R-squared of the lasso regression model

y_predicted <- predict(model_lasso, s = cvl$lambda.min, newx = x_var)

#find SST and SSE
sst <- sum((y_var - mean(y_var))^2)
sse <- sum((y_predicted - y_var)^2)

#find R-Squared
rsq <- 1 - sse/sst
rsq
[1] 0.8364553

Elastic net regession

  • Elastic Net produces a regression model that is penalized with both the L1-norm and L2-norm.

  • The objective of this method is to effectively shrink coefficients (like in ridge regression) and to set some coefficients to zero (as in LASSO).

  • The elastic net regression can be easily computed using the caret workflow, which invokes the glmnet package.

  • The caret packages tests a range of possible alpha and lambda values, then selects the best values for lambda and alpha, resulting to a final model that is an elastic net model.

How to find alpha and lambda?

library(caret)
data.new <- data.frame(y_var,x_var)
set.seed(123)
model_ER <- train(
  y_var~.,data=data.new, method = "glmnet",
  trControl = trainControl("cv", number = 10),
  tuneLength = 10
)
# Best tuning parameter
model_ER$bestTune
  alpha   lambda
6   0.1 0.834975
  • Coefficient of the final model:
coef(model_ER$finalModel, model_ER$bestTune$lambda)
4 x 1 sparse Matrix of class "dgCMatrix"
                     s1
(Intercept) 26.44660083
hp          -0.03051303
wt          -2.74813181
drat         1.93555113

R-squared of the elastic net regression model

y_predicted <- predict(model_ER, newx = x_var)

#find SST and SSE
sst <- sum((y_var - mean(y_var))^2)
sse <- sum((y_predicted - y_var)^2)

#find R-Squared
rsq <- 1 - sse/sst
rsq
[1] 0.8312703

LARS algorithm

  • Least-angle regression (LARS) is an algorithm for fitting linear regression models to high-dimensional data.

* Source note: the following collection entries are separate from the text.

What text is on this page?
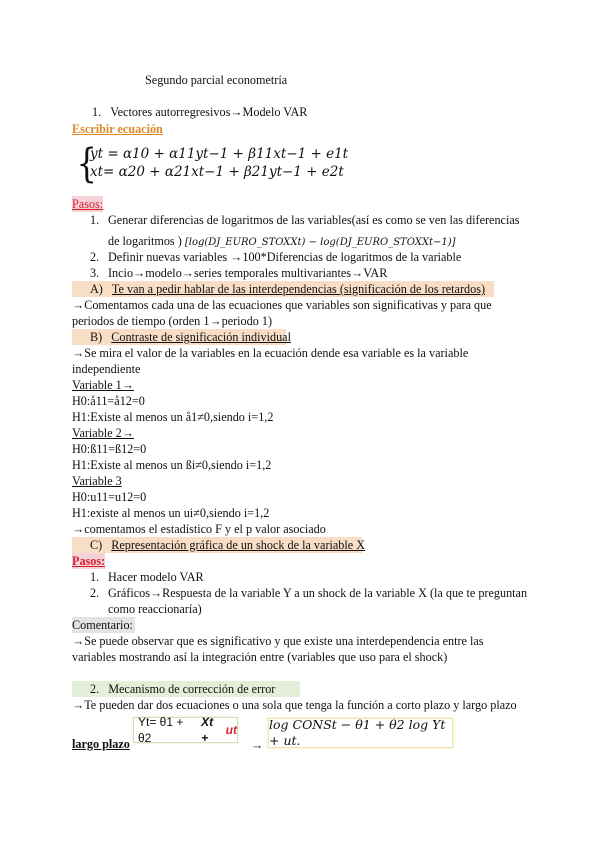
Segundo parcial econometría
1. Vectores autorregresivos→Modelo VAR
Escribir ecuación
{
yt = α10 + α11yt−1 + β11xt−1 + e1t
xt= α20 + α21xt−1 + β21yt−1 + e2t
Pasos:
1. Generar diferencias de logaritmos de las variables(así es como se ven las diferencias
de logaritmos ) [log(DJ_EURO_STOXXt) − log(DJ_EURO_STOXXt−1)]
2. Definir nuevas variables →100*Diferencias de logaritmos de la variable
3. Incio→modelo→series temporales multivariantes→VAR
A) Te van a pedir hablar de las interdependencias (significación de los retardos)
→Comentamos cada una de las ecuaciones que variables son significativas y para que
periodos de tiempo (orden 1→periodo 1)
B) Contraste de significación individual
→Se mira el valor de la variables en la ecuación dende esa variable es la variable
independiente
Variable 1→
H0:å11=å12=0
H1:Existe al menos un å1≠0,siendo i=1,2
Variable 2→
H0:ß11=ß12=0
H1:Existe al menos un ßi≠0,siendo i=1,2
Variable 3
H0:u11=u12=0
H1:existe al menos un ui≠0,siendo i=1,2
→comentamos el estadístico F y el p valor asociado
C) Representación gráfica de un shock de la variable X
Pasos:
1. Hacer modelo VAR
2. Gráficos→Respuesta de la variable Y a un shock de la variable X (la que te preguntan
como reaccionaría)
Comentario:
→Se puede observar que es significativo y que existe una interdependencia entre las
variables mostrando así la integración entre (variables que uso para el shock)
2. Mecanismo de corrección de error
→Te pueden dar dos ecuaciones o una sola que tenga la función a corto plazo y largo plazo
largo plazo
Yt= θ1 + θ2
Xt +
ut
→
log CONSt − θ1 + θ2 log Yt + ut.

  • It is a model selection method for linear regression.

  • At each step, LARS finds the attribute which is most highly correlated to the target value.

Algorithm

  1. Normalize all values to have zero mean and unit variance.

  2. Find a variable that is most highly correlated to the residual. Move the regression line in this direction until we reach another variable that has the same or higher correlation.

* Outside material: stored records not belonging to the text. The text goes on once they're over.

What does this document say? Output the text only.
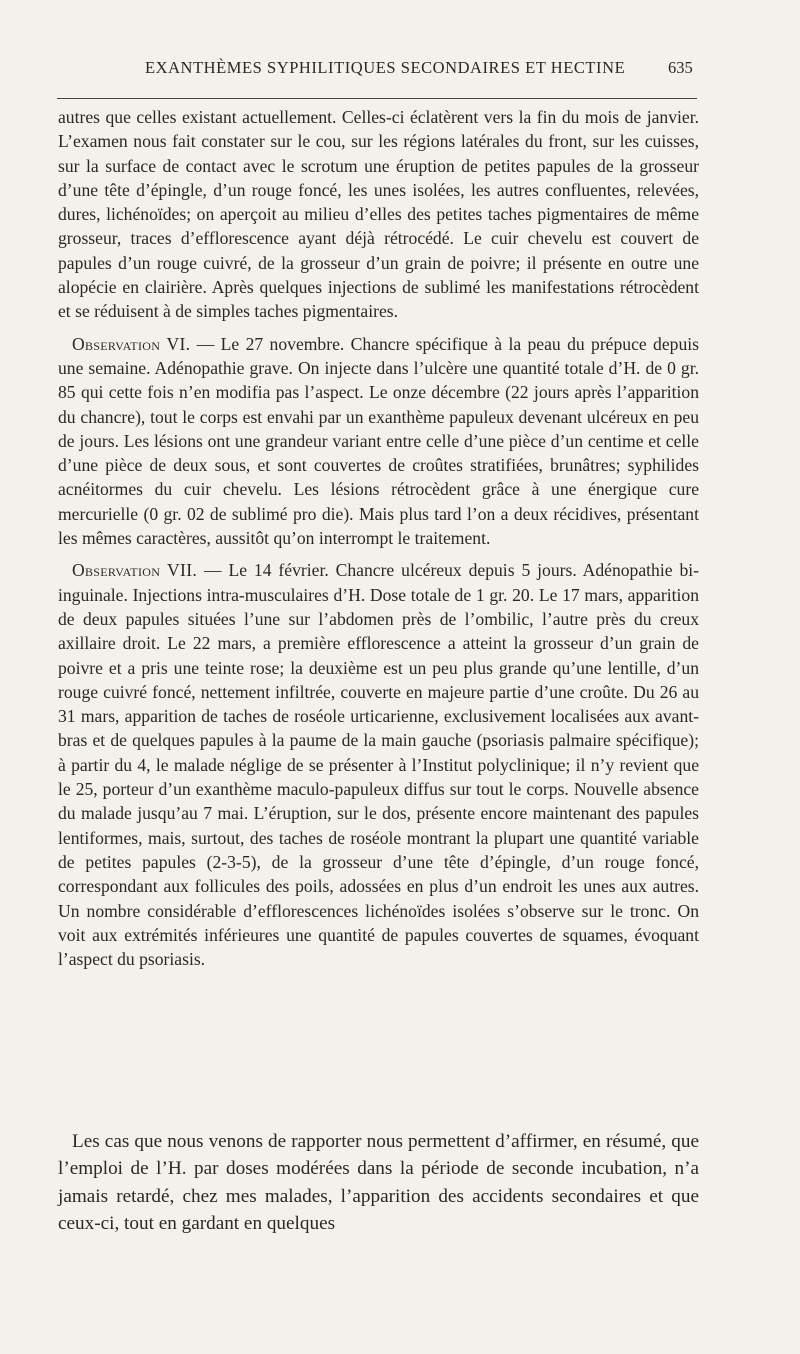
EXANTHÈMES SYPHILITIQUES SECONDAIRES ET HECTINE	635

autres que celles existant actuellement. Celles-ci éclatèrent vers la fin du mois de janvier. L’examen nous fait constater sur le cou, sur les régions latérales du front, sur les cuisses, sur la surface de contact avec le scrotum une éruption de petites papules de la grosseur d’une tête d’épingle, d’un rouge foncé, les unes isolées, les autres confluentes, relevées, dures, lichénoïdes; on aperçoit au milieu d’elles des petites taches pigmentaires de même grosseur, traces d’efflorescence ayant déjà rétrocédé. Le cuir chevelu est couvert de papules d’un rouge cuivré, de la grosseur d’un grain de poivre; il présente en outre une alopécie en clairière. Après quelques injections de sublimé les manifestations rétrocèdent et se réduisent à de simples taches pigmentaires.

Observation VI. — Le 27 novembre. Chancre spécifique à la peau du prépuce depuis une semaine. Adénopathie grave. On injecte dans l’ulcère une quantité totale d’H. de 0 gr. 85 qui cette fois n’en modifia pas l’aspect. Le onze décembre (22 jours après l’apparition du chancre), tout le corps est envahi par un exanthème papuleux devenant ulcéreux en peu de jours. Les lésions ont une grandeur variant entre celle d’une pièce d’un centime et celle d’une pièce de deux sous, et sont couvertes de croûtes stratifiées, brunâtres; syphilides acnéitormes du cuir chevelu. Les lésions rétrocèdent grâce à une énergique cure mercurielle (0 gr. 02 de sublimé pro die). Mais plus tard l’on a deux récidives, présentant les mêmes caractères, aussitôt qu’on interrompt le traitement.

Observation VII. — Le 14 février. Chancre ulcéreux depuis 5 jours. Adénopathie bi-inguinale. Injections intra-musculaires d’H. Dose totale de 1 gr. 20. Le 17 mars, apparition de deux papules situées l’une sur l’abdomen près de l’ombilic, l’autre près du creux axillaire droit. Le 22 mars, a première efflorescence a atteint la grosseur d’un grain de poivre et a pris une teinte rose; la deuxième est un peu plus grande qu’une lentille, d’un rouge cuivré foncé, nettement infiltrée, couverte en majeure partie d’une croûte. Du 26 au 31 mars, apparition de taches de roséole urticarienne, exclusivement localisées aux avant-bras et de quelques papules à la paume de la main gauche (psoriasis palmaire spécifique); à partir du 4, le malade néglige de se présenter à l’Institut polyclinique; il n’y revient que le 25, porteur d’un exanthème maculo-papuleux diffus sur tout le corps. Nouvelle absence du malade jusqu’au 7 mai. L’éruption, sur le dos, présente encore maintenant des papules lentiformes, mais, surtout, des taches de roséole montrant la plupart une quantité variable de petites papules (2-3-5), de la grosseur d’une tête d’épingle, d’un rouge foncé, correspondant aux follicules des poils, adossées en plus d’un endroit les unes aux autres. Un nombre considérable d’efflorescences lichénoïdes isolées s’observe sur le tronc. On voit aux extrémités inférieures une quantité de papules couvertes de squames, évoquant l’aspect du psoriasis.

Les cas que nous venons de rapporter nous permettent d’affirmer, en résumé, que l’emploi de l’H. par doses modérées dans la période de seconde incubation, n’a jamais retardé, chez mes malades, l’apparition des accidents secondaires et que ceux-ci, tout en gardant en quelques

  3. When we have two variables that have the same correlation, move the regression line at an angle that is in between (i.e., least angle between the two variables).

  4. Continue this until all of our data is exhausted or until you think the model is big and ‘general’ enough.

Computing LARS model in R

  • Can use the lars function from lars package in R.

lars(x, y, type = c("lasso", "lar", "forward.stagewise", "stepwise"), trace = FALSE, normalize = TRUE, intercept = TRUE, Gram, eps = 1e-12, max.steps, use.Gram = TRUE)

Example

library(lars)
Lars_obj <- lars(x_var,y_var,type="lar")
Lars_obj

Call:
lars(x = x_var, y = y_var, type = "lar")
R-squared: 0.837 
Sequence of LAR moves:
     wt hp drat
Var   2  1    3
Step  1  2    3
plot(Lars_obj)

Advantages of using LARS:

  • Computationally as fast as forward selection but may sometimes be more accurate.

  • Numerically very efficient when the number of features is much larger than the number of data instances.

  • It can easily be modified to produce solutions for other estimators.

Disadvantages of using LARS:

  • LARS is highly sensitive to noise and can produce unpredictable results sometimes.

IN-CLASS ASSIGNMENT

Obtain a penalized regression model that best describes the variations in the response variable medv from the Boston dataset in MASS package.